How can we be better prepared
a) by keeping a track of usage per patient and ordering beforehand?
b) By analyzing how much medicine is used in a month/year and storing it?
c) anything else
In the news: The FDA declared that
Phenylephrine, a popular ingredient in these medications, is ineffective when taken orally. Certain pharmacies are now pulling over the counter medicines that use this compound.
My Question:
- Will this create a shortage of cold and flu medicine?
- What is the alternative?
- Will everyone have to get prescription cold and cough medicine?
- Are doctors, hospitals and patients prepared for this?
- Is there an adequate supply of prescription cold medicine?
- Will this result in spike in cold medicine cost?
- Will insurance cover the cost of cold medicine?
- Will getting sick with something as common as the cold be less affordable? (cost of doctor visit + cost of medicine + insurance)

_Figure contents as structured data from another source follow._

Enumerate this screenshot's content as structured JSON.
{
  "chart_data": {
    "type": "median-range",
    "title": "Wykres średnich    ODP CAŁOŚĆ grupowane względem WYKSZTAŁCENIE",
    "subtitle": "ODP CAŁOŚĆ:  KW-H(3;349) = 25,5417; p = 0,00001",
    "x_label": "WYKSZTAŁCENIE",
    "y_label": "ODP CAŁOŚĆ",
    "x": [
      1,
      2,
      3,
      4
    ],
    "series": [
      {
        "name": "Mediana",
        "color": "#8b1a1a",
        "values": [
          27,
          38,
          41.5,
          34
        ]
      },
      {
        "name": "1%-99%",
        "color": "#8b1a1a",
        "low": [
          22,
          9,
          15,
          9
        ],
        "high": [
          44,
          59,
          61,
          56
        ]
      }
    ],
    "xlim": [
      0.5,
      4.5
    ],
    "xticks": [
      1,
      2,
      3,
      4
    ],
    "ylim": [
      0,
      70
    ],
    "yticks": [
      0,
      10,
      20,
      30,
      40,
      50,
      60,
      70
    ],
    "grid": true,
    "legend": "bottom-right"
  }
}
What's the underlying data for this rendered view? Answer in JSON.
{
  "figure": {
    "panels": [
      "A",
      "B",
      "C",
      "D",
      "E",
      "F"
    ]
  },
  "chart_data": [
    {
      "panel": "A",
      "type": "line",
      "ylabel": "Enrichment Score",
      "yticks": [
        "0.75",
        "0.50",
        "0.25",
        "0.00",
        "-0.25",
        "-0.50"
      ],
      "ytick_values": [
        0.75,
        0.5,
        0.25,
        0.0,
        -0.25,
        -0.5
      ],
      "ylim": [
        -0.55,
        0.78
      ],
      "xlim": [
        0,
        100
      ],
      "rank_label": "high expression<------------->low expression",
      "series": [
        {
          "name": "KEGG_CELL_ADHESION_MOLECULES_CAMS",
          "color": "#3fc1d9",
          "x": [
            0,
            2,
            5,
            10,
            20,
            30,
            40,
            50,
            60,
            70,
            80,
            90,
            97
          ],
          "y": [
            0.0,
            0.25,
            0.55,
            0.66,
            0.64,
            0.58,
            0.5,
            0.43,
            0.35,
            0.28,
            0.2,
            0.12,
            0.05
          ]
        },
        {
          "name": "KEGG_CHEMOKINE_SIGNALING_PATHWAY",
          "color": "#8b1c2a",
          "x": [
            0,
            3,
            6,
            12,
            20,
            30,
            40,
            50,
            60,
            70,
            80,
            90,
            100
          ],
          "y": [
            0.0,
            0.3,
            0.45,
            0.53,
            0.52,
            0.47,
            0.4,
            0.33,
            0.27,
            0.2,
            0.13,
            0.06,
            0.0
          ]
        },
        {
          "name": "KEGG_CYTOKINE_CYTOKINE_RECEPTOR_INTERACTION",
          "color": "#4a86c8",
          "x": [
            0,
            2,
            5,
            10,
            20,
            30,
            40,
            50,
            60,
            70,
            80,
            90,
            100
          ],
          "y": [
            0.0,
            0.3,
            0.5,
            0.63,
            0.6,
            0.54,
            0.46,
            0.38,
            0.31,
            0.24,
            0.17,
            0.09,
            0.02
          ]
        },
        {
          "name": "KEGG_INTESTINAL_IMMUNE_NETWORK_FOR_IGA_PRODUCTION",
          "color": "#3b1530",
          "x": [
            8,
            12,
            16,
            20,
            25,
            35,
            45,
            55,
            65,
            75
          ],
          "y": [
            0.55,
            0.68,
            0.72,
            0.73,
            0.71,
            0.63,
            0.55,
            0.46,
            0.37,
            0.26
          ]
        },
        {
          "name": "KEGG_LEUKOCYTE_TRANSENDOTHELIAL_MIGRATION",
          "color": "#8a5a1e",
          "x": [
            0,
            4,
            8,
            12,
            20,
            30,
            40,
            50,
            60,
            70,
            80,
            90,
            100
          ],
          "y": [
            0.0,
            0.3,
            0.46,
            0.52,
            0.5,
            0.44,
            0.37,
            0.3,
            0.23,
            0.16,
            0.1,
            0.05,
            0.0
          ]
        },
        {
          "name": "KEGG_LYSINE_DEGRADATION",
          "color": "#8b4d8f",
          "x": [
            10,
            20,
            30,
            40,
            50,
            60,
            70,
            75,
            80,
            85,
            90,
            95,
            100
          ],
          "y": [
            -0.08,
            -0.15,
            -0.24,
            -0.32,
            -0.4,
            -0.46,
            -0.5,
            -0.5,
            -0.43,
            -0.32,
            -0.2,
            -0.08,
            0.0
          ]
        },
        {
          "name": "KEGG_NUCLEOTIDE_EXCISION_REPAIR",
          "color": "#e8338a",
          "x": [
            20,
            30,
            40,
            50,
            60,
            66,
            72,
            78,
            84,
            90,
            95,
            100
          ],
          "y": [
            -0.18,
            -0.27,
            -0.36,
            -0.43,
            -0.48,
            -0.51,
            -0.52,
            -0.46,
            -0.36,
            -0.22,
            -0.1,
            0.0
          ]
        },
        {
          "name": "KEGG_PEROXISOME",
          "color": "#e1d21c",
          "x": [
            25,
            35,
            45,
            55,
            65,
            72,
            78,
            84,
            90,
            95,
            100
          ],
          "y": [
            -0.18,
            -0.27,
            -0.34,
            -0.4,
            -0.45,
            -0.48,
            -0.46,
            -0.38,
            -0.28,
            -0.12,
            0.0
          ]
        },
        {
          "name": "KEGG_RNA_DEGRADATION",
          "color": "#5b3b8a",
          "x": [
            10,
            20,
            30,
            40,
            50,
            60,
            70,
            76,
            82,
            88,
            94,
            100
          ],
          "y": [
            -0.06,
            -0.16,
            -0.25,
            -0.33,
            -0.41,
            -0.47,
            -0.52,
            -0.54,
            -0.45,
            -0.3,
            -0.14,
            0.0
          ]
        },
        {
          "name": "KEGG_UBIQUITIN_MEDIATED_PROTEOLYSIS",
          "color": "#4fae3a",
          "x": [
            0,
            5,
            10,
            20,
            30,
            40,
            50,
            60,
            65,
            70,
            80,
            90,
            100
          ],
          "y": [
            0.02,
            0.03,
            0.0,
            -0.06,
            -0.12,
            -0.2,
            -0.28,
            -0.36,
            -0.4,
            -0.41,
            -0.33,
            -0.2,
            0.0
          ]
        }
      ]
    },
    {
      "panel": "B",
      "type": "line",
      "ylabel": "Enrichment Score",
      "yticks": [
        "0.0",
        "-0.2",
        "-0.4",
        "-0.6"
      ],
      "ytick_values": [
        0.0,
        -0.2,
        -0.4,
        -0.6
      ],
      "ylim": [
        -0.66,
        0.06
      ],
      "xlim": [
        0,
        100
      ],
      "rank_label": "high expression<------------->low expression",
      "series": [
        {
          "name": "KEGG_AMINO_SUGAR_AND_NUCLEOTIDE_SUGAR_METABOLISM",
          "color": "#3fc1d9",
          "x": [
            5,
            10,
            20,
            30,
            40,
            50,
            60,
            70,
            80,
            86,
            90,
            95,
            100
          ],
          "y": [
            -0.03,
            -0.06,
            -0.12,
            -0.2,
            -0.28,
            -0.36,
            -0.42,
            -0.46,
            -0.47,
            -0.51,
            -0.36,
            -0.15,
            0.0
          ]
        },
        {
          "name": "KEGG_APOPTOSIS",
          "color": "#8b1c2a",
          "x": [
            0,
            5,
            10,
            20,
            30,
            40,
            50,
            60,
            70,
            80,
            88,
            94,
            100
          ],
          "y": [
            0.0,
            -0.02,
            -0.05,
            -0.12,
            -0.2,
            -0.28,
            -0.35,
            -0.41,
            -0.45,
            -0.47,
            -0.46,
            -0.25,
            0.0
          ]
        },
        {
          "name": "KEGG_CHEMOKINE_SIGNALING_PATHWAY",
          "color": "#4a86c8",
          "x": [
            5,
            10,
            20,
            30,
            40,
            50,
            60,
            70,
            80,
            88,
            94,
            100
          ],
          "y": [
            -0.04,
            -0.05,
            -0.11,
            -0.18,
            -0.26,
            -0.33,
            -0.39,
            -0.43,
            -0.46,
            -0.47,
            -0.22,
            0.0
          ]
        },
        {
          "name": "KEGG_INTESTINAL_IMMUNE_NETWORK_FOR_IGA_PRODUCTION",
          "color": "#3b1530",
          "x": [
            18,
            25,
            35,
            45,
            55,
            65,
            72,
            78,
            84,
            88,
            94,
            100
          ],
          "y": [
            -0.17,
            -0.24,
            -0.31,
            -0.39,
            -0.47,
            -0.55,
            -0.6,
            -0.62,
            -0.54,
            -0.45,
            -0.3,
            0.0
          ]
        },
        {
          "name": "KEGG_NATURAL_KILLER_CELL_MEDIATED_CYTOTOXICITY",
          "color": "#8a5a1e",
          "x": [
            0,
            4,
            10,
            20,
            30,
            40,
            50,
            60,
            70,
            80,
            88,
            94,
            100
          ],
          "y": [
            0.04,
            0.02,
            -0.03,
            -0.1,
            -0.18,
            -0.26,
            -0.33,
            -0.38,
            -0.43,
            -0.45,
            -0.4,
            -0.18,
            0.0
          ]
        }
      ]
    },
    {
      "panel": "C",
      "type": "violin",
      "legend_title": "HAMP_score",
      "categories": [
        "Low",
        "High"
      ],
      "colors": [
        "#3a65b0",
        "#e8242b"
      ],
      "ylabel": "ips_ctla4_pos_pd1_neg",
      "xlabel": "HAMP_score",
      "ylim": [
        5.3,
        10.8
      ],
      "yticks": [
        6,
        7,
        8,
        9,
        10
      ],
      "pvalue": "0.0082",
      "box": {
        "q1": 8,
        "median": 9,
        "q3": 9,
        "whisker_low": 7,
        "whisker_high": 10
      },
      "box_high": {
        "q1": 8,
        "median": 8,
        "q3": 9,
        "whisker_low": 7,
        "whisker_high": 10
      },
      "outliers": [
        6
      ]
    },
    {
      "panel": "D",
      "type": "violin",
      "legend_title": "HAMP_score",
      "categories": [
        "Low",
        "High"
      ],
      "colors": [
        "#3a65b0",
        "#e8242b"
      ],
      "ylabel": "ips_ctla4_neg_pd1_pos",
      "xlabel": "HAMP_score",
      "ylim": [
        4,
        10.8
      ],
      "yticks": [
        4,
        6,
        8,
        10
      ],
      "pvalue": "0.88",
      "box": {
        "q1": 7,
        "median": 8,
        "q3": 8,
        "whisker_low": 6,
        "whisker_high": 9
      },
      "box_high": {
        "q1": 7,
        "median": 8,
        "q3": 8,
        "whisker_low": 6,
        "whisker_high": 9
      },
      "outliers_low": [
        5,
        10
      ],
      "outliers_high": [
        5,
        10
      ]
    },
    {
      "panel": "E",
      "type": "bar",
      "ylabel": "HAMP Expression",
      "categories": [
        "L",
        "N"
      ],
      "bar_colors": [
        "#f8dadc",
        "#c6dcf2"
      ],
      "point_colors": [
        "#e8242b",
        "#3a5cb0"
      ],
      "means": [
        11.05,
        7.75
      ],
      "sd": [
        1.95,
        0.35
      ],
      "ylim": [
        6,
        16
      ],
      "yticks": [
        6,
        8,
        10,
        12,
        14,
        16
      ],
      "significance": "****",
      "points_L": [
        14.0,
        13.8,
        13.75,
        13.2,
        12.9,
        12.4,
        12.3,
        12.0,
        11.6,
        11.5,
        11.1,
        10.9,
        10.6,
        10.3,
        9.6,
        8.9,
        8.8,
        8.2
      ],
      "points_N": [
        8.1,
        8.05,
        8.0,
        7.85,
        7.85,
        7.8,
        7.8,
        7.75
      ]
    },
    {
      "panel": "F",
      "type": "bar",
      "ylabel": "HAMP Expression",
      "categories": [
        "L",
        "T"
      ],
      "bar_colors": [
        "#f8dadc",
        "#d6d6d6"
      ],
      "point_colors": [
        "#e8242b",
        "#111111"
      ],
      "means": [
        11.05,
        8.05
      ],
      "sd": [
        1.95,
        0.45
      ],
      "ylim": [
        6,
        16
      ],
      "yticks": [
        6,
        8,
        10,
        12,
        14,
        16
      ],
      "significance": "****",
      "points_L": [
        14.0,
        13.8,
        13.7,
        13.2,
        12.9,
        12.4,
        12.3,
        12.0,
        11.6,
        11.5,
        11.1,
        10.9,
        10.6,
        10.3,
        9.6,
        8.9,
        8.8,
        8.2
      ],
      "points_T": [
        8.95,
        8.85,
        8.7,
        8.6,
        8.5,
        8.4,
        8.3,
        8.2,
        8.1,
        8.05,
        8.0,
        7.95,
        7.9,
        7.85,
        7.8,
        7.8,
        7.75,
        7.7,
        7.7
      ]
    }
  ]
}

- Would this result in loss of days at work and school?
- How can we be better prepared?
With this AI/ML model I hope to find a relationship between diseases, the medicines and usage and what happens in case supply or supply chain is disrupted. Also that the county is better prepared to face medicine shortages.
The project can or cannot find a relationship between the diseases and medicines. It all depends on the data and how it can be parsed. But it is certain that at least some correlation will be found.